Milano, Corte d'Appello: illegittimo non assumere donne con il velo

La giovane era stata "scartata" come hostess, ora dovrà essere risarcita

Ansa

E' discriminatorio e, di conseguenza, illegittimo, rifiutarsi di selezionare come hostess una donna "a causa della sua decisione di non togliere il velo". Lo ha stabilito la Corte d'Appello di Milano che, ribaltando la sentenza di primo grado, ha dato ragione a una ragazza italiana di origini egiziane. La giovane, Sara Mahmoud, studentessa universitaria dovrà essere risarcita.

Sara aveva denunciato una società specializzata nella ricerca del personale che le aveva impedito di partecipare alle selezioni per assumere alcune ragazze addette all'accoglienza e ad accompagnare i clienti di una fiera. Il giudice della corte d'appello ha sancito la natura "discriminatoria" del comportamento della società che aveva escluso la studentessa adducendo motivi riguardanti le caratteristiche estetiche omogenee che dovevano avere le hostess ingaggiate per l'evento.
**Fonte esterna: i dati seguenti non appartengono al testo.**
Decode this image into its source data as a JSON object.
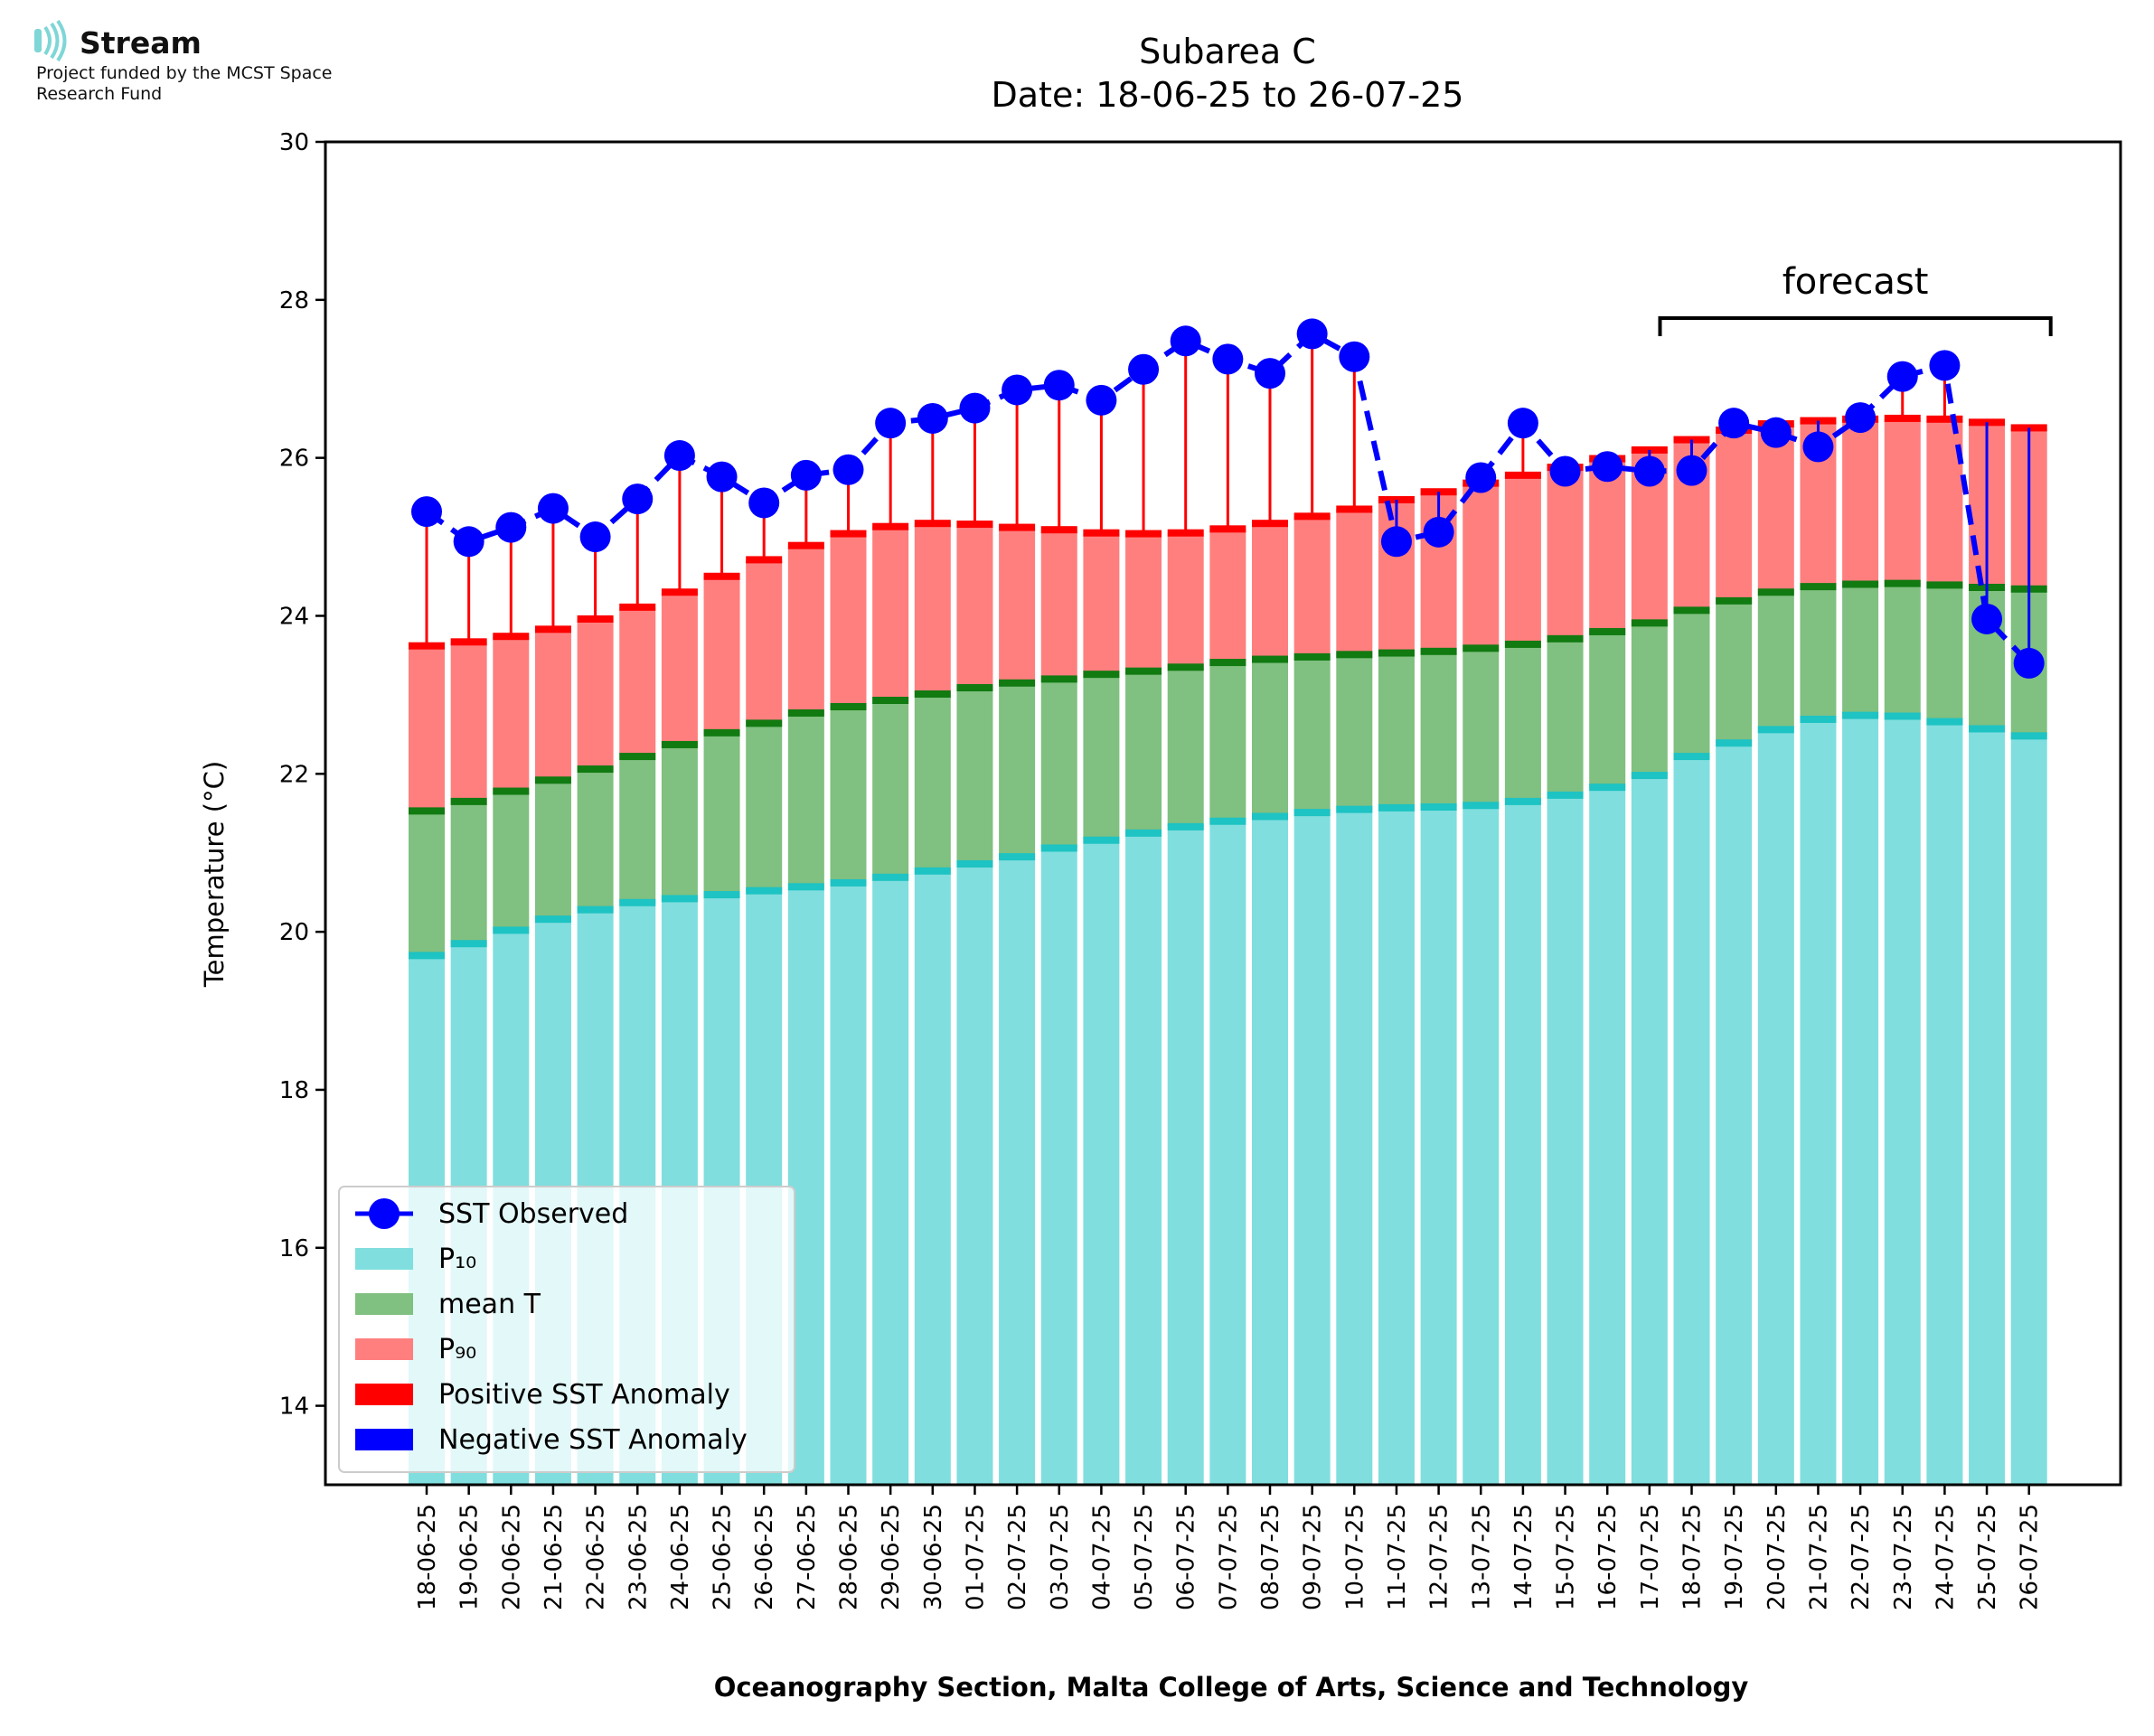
{
  "logo": {
    "name": "Stream",
    "funding": "Project funded by the MCST Space Research Fund"
  },
  "chart_data": {
    "type": "bar",
    "title": "Subarea C",
    "subtitle": "Date: 18-06-25 to 26-07-25",
    "xlabel": "Oceanography Section, Malta College of Arts, Science and Technology",
    "ylabel": "Temperature (°C)",
    "ylim": [
      13,
      30
    ],
    "yticks": [
      14,
      16,
      18,
      20,
      22,
      24,
      26,
      28,
      30
    ],
    "grid": false,
    "legend_position": "lower-left",
    "categories": [
      "18-06-25",
      "19-06-25",
      "20-06-25",
      "21-06-25",
      "22-06-25",
      "23-06-25",
      "24-06-25",
      "25-06-25",
      "26-06-25",
      "27-06-25",
      "28-06-25",
      "29-06-25",
      "30-06-25",
      "01-07-25",
      "02-07-25",
      "03-07-25",
      "04-07-25",
      "05-07-25",
      "06-07-25",
      "07-07-25",
      "08-07-25",
      "09-07-25",
      "10-07-25",
      "11-07-25",
      "12-07-25",
      "13-07-25",
      "14-07-25",
      "15-07-25",
      "16-07-25",
      "17-07-25",
      "18-07-25",
      "19-07-25",
      "20-07-25",
      "21-07-25",
      "22-07-25",
      "23-07-25",
      "24-07-25",
      "25-07-25",
      "26-07-25"
    ],
    "series": [
      {
        "name": "P10",
        "color": "#80DEDE",
        "edge_color": "#1EC3C3",
        "values": [
          19.7,
          19.85,
          20.02,
          20.16,
          20.28,
          20.37,
          20.42,
          20.47,
          20.52,
          20.57,
          20.62,
          20.69,
          20.77,
          20.86,
          20.95,
          21.06,
          21.16,
          21.25,
          21.33,
          21.4,
          21.46,
          21.51,
          21.55,
          21.57,
          21.58,
          21.6,
          21.65,
          21.73,
          21.83,
          21.98,
          22.22,
          22.39,
          22.56,
          22.69,
          22.74,
          22.73,
          22.66,
          22.57,
          22.48
        ]
      },
      {
        "name": "mean T",
        "color": "#80C080",
        "edge_color": "#117A11",
        "values": [
          21.53,
          21.65,
          21.78,
          21.92,
          22.06,
          22.22,
          22.37,
          22.52,
          22.64,
          22.77,
          22.85,
          22.93,
          23.01,
          23.09,
          23.15,
          23.2,
          23.26,
          23.3,
          23.35,
          23.41,
          23.45,
          23.48,
          23.51,
          23.53,
          23.55,
          23.59,
          23.64,
          23.71,
          23.8,
          23.91,
          24.07,
          24.19,
          24.3,
          24.37,
          24.4,
          24.41,
          24.39,
          24.36,
          24.34
        ]
      },
      {
        "name": "P90",
        "color": "#FF7F7F",
        "edge_color": "#FF0000",
        "values": [
          23.62,
          23.67,
          23.74,
          23.83,
          23.96,
          24.11,
          24.3,
          24.5,
          24.71,
          24.89,
          25.04,
          25.13,
          25.17,
          25.16,
          25.12,
          25.09,
          25.05,
          25.04,
          25.05,
          25.1,
          25.17,
          25.26,
          25.35,
          25.47,
          25.57,
          25.68,
          25.78,
          25.88,
          25.99,
          26.1,
          26.23,
          26.35,
          26.43,
          26.47,
          26.49,
          26.5,
          26.49,
          26.45,
          26.38
        ]
      },
      {
        "name": "SST Observed",
        "color": "#0000FF",
        "values": [
          25.32,
          24.94,
          25.12,
          25.36,
          25.0,
          25.48,
          26.03,
          25.76,
          25.43,
          25.78,
          25.85,
          26.44,
          26.5,
          26.63,
          26.86,
          26.92,
          26.73,
          27.12,
          27.48,
          27.25,
          27.07,
          27.57,
          27.28,
          24.94,
          25.06,
          25.75,
          26.44,
          25.83,
          25.89,
          25.83,
          25.84,
          26.44,
          26.32,
          26.14,
          26.51,
          27.03,
          27.17,
          23.96,
          23.4
        ]
      }
    ],
    "forecast": {
      "label": "forecast",
      "from": "18-07-25",
      "to": "26-07-25"
    },
    "legend": [
      "SST Observed",
      "P₁₀",
      "mean T",
      "P₉₀",
      "Positive SST Anomaly",
      "Negative SST Anomaly"
    ],
    "legend_colors": [
      "#0000FF",
      "#80DEDE",
      "#80C080",
      "#FF7F7F",
      "#FF0000",
      "#0000FF"
    ],
    "anomaly_colors": {
      "positive": "#FF0000",
      "negative": "#0000FF"
    }
  }
}
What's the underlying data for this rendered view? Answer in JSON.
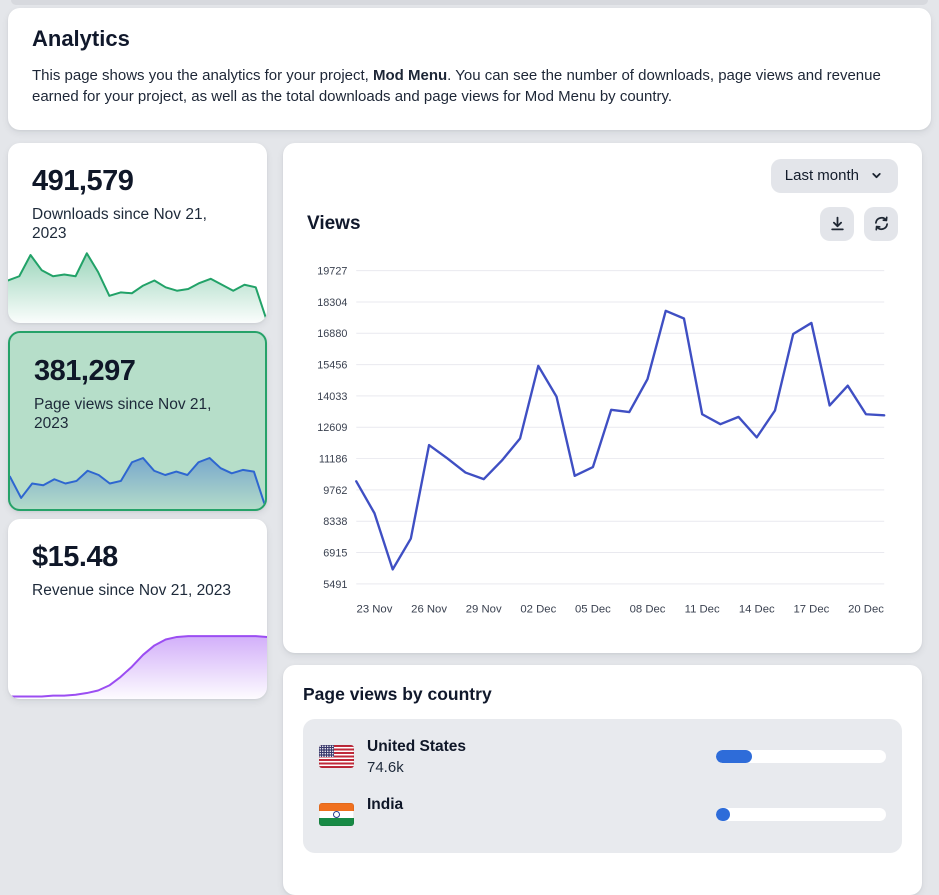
{
  "header": {
    "title": "Analytics",
    "desc_prefix": "This page shows you the analytics for your project, ",
    "project_name": "Mod Menu",
    "desc_suffix": ". You can see the number of downloads, page views and revenue earned for your project, as well as the total downloads and page views for Mod Menu by country."
  },
  "stat_cards": [
    {
      "id": "downloads",
      "value": "491,579",
      "label": "Downloads since Nov 21, 2023",
      "selected": false,
      "accent": "#22a268",
      "spark": [
        0.5,
        0.55,
        0.8,
        0.62,
        0.55,
        0.57,
        0.55,
        0.82,
        0.6,
        0.32,
        0.36,
        0.35,
        0.44,
        0.5,
        0.42,
        0.38,
        0.4,
        0.47,
        0.52,
        0.45,
        0.38,
        0.45,
        0.42,
        0.02
      ]
    },
    {
      "id": "page-views",
      "value": "381,297",
      "label": "Page views since Nov 21, 2023",
      "selected": true,
      "accent": "#2e66d0",
      "spark": [
        0.38,
        0.13,
        0.3,
        0.28,
        0.35,
        0.3,
        0.33,
        0.45,
        0.4,
        0.3,
        0.33,
        0.55,
        0.6,
        0.45,
        0.4,
        0.44,
        0.4,
        0.55,
        0.6,
        0.48,
        0.42,
        0.46,
        0.44,
        0.04
      ]
    },
    {
      "id": "revenue",
      "value": "$15.48",
      "label": "Revenue since Nov 21, 2023",
      "selected": false,
      "accent": "#9b4df2",
      "spark": [
        0.03,
        0.03,
        0.03,
        0.03,
        0.04,
        0.04,
        0.05,
        0.07,
        0.1,
        0.16,
        0.26,
        0.38,
        0.52,
        0.63,
        0.7,
        0.73,
        0.74,
        0.74,
        0.74,
        0.74,
        0.74,
        0.74,
        0.74,
        0.73
      ]
    }
  ],
  "views_panel": {
    "range_selector": {
      "label": "Last month",
      "icon": "chevron-down-icon"
    },
    "title": "Views",
    "actions": [
      {
        "name": "download",
        "icon": "download-icon"
      },
      {
        "name": "refresh",
        "icon": "refresh-icon"
      }
    ],
    "chart_data": {
      "type": "line",
      "title": "Views",
      "xlabel": "",
      "ylabel": "",
      "grid": true,
      "legend": false,
      "line_color": "#3f4fc3",
      "grid_color": "#e9e9ef",
      "tick_color": "#3a4150",
      "ylim": [
        5491,
        19727
      ],
      "y_ticks": [
        5491,
        6915,
        8338,
        9762,
        11186,
        12609,
        14033,
        15456,
        16880,
        18304,
        19727
      ],
      "x": [
        "22 Nov",
        "23 Nov",
        "24 Nov",
        "25 Nov",
        "26 Nov",
        "27 Nov",
        "28 Nov",
        "29 Nov",
        "30 Nov",
        "01 Dec",
        "02 Dec",
        "03 Dec",
        "04 Dec",
        "05 Dec",
        "06 Dec",
        "07 Dec",
        "08 Dec",
        "09 Dec",
        "10 Dec",
        "11 Dec",
        "12 Dec",
        "13 Dec",
        "14 Dec",
        "15 Dec",
        "16 Dec",
        "17 Dec",
        "18 Dec",
        "19 Dec",
        "20 Dec",
        "21 Dec"
      ],
      "x_tick_indices": [
        1,
        4,
        7,
        10,
        13,
        16,
        19,
        22,
        25,
        28
      ],
      "values": [
        10150,
        8700,
        6150,
        7550,
        11800,
        11200,
        10550,
        10250,
        11100,
        12100,
        15400,
        14000,
        10400,
        10800,
        13400,
        13300,
        14800,
        17900,
        17550,
        13200,
        12750,
        13080,
        12150,
        13370,
        16850,
        17350,
        13600,
        14500,
        13200,
        13150
      ]
    }
  },
  "country_panel": {
    "title": "Page views by country",
    "bar_color": "#2e6cd9",
    "rows": [
      {
        "country": "United States",
        "value": "74.6k",
        "percent": 21,
        "flag": "us"
      },
      {
        "country": "India",
        "value": "",
        "percent": 8,
        "flag": "in"
      }
    ]
  }
}
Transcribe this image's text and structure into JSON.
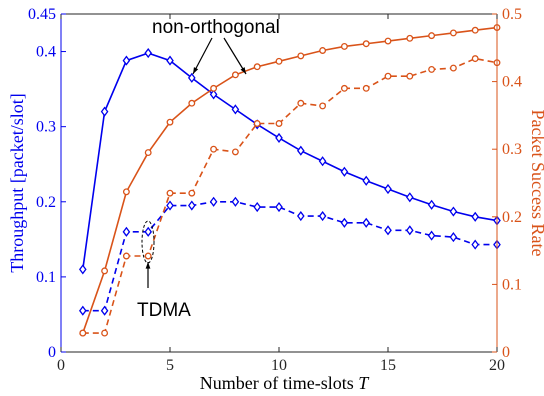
{
  "chart_data": {
    "type": "line",
    "xlabel": "Number of time-slots",
    "xlabel_var": "T",
    "ylabel_left": "Throughput [packet/slot]",
    "ylabel_right": "Packet Success Rate",
    "xlim": [
      0,
      20
    ],
    "ylim_left": [
      0,
      0.45
    ],
    "ylim_right": [
      0,
      0.5
    ],
    "x_ticks": [
      0,
      5,
      10,
      15,
      20
    ],
    "y_ticks_left": [
      0,
      0.1,
      0.2,
      0.3,
      0.4,
      0.45
    ],
    "y_ticks_left_labels": [
      "0",
      "0.1",
      "0.2",
      "0.3",
      "0.4",
      "0.45"
    ],
    "y_ticks_right": [
      0,
      0.1,
      0.2,
      0.3,
      0.4,
      0.5
    ],
    "y_ticks_right_labels": [
      "0",
      "0.1",
      "0.2",
      "0.3",
      "0.4",
      "0.5"
    ],
    "colors": {
      "left_axis": "#0000ee",
      "right_axis": "#d95319"
    },
    "grid": false,
    "series": [
      {
        "key": "thr_nonortho",
        "axis": "left",
        "color": "#0000ee",
        "dash": false,
        "marker": "diamond",
        "x": [
          1,
          2,
          3,
          4,
          5,
          6,
          7,
          8,
          9,
          10,
          11,
          12,
          13,
          14,
          15,
          16,
          17,
          18,
          19,
          20
        ],
        "values": [
          0.11,
          0.32,
          0.388,
          0.398,
          0.388,
          0.365,
          0.343,
          0.323,
          0.303,
          0.285,
          0.268,
          0.254,
          0.24,
          0.228,
          0.217,
          0.206,
          0.196,
          0.187,
          0.18,
          0.175
        ]
      },
      {
        "key": "thr_tdma",
        "axis": "left",
        "color": "#0000ee",
        "dash": true,
        "marker": "diamond",
        "x": [
          1,
          2,
          3,
          4,
          5,
          6,
          7,
          8,
          9,
          10,
          11,
          12,
          13,
          14,
          15,
          16,
          17,
          18,
          19,
          20
        ],
        "values": [
          0.055,
          0.055,
          0.16,
          0.16,
          0.195,
          0.195,
          0.2,
          0.2,
          0.193,
          0.193,
          0.181,
          0.181,
          0.172,
          0.172,
          0.162,
          0.162,
          0.155,
          0.153,
          0.143,
          0.143
        ]
      },
      {
        "key": "psr_nonortho",
        "axis": "right",
        "color": "#d95319",
        "dash": false,
        "marker": "circle",
        "x": [
          1,
          2,
          3,
          4,
          5,
          6,
          7,
          8,
          9,
          10,
          11,
          12,
          13,
          14,
          15,
          16,
          17,
          18,
          19,
          20
        ],
        "values": [
          0.028,
          0.12,
          0.237,
          0.295,
          0.34,
          0.368,
          0.39,
          0.41,
          0.422,
          0.43,
          0.438,
          0.446,
          0.452,
          0.456,
          0.46,
          0.464,
          0.468,
          0.472,
          0.476,
          0.48
        ]
      },
      {
        "key": "psr_tdma",
        "axis": "right",
        "color": "#d95319",
        "dash": true,
        "marker": "circle",
        "x": [
          1,
          2,
          3,
          4,
          5,
          6,
          7,
          8,
          9,
          10,
          11,
          12,
          13,
          14,
          15,
          16,
          17,
          18,
          19,
          20
        ],
        "values": [
          0.028,
          0.028,
          0.142,
          0.142,
          0.235,
          0.235,
          0.3,
          0.296,
          0.338,
          0.338,
          0.368,
          0.364,
          0.39,
          0.39,
          0.408,
          0.408,
          0.418,
          0.42,
          0.434,
          0.428
        ]
      }
    ],
    "annotations": [
      {
        "text": "non-orthogonal"
      },
      {
        "text": "TDMA"
      }
    ]
  }
}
"In dibattimento abbiamo spiegato che la giovane lavoratrice era stata discriminata perché il requisito che coinvolge il fattore religioso gode di particolare tutela - spiega l'avvocato Alberto Guariso a Repubblica -. L'azienda può mettere come condizione per l'assunzione la necessità che una donna islamica tolga il velo indossato per motivi religiosi solo se questo è essenziale per la prestazione lavorativa e se il sacrificio imposto alla lavoratrice è proporzionato all'interesse dell'azienda".